La Cassazione torna sul diritto a conoscere le proprie origini

La Corte di Cassazione torna sul diritto a conoscere le proprie origini. E lo fa con l’ordinanza n. 22497 depositata dalla prima sezione civile il 9 agosto (Origini Cassazione) con la quale la Suprema Corte ha stabilito che il diritto a conoscere l’identità della madre da parte della figlia, nata da parto anonimo, deve essere contemperato con la volontà della madre di rimanere anonima, valutando la sua salute e la sua condizione personale e familiare. Per la Cassazione è necessario assicurare un giusto bilanciamento tra diritti fondamentali. Il diritto a conoscere le proprie origini – ricorda la Cassazione – è previsto dalla Convenzione di New York sui diritti del fanciullo del 1989, ratificata dall’Italia con legge n. 176/1991 e dalla Convenzione dell’Aja sulla protezione dei minori e sulla cooperazione in materia di adozione internazionale, oltre ad essere assicurato dall’articolo 28 della legge n. 184/1983 e dall’articolo 24 della legge n. 149/2001. L’articolo 28, però, pur affermando il diritto ad accedere alle informazioni sull’origine e l’identità dei genitori biologici, prevedeva, al comma 7, che tale diritto non era esercitabile se il genitore biologico aveva dichiarato di non volere essere nominato. La Cassazione ha preso in esame anche le pronunce della Corte europea dei diritti dell’uomo e, in particolare, la sentenza Godelli contro Italia del 25 settembre 2012 con la quale era stata criticata la legislazione italiana “nella parte in cui non prevedeva un meccanismo di bilanciamento dei due opposti interessi, entrambi meritevoli di tutela”. Era poi intervenuta la Corte costituzionale con la sentenza n. 278 del 2013 dichiarando l’illegittimità del comma n. 7 ed evidenziando l’irragionevolezza dell’irreversibilità del segreto derivante dalla scelta dell’anonimato. La Consulta aveva chiesto al legislatore di intervenire e, tuttavia, con una pronuncia additiva aveva fornito i principi generali per colmare la lacuna dell’ordinamento italiano (si veda il post http://www.marinacastellaneta.it/blog/sentenze-cedu-e-interventi-delle-corti-costituzionali-nazionali-in-un-documento-del-comitato-dei-ministri.html).

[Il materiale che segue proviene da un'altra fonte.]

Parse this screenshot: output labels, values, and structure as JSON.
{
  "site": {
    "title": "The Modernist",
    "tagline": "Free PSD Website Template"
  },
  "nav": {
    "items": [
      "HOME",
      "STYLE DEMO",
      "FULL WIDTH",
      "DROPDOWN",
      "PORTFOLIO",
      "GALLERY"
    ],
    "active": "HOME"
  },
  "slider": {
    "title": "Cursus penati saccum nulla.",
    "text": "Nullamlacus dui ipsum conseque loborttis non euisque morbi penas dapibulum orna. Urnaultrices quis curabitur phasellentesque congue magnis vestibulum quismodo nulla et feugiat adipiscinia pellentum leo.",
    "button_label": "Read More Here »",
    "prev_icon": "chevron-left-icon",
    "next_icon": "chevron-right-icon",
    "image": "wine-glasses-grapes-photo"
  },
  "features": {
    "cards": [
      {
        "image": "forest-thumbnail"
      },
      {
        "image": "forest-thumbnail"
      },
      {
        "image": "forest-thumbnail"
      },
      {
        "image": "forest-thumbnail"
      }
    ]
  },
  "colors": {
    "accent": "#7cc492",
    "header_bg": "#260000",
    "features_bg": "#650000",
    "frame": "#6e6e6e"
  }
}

Nel caso di specie, la Corte di Cassazione ha valutato il bilanciamento e ha confermato il decreto della Corte di appello di Trieste con il quale era stato negato il diritto della figlia a conoscere l’identità della madre che era molto anziana e in precarie condizioni di salute. Detto questo, però, la Corte di Cassazione ha precisato che, invece, la figlia può accedere alle informazioni sanitarie sulla salute della madre per conoscere l’esistenza di eventuali malattie ereditarie trasmissibili a condizione che venga garantito l’anonimato “erga omnes”.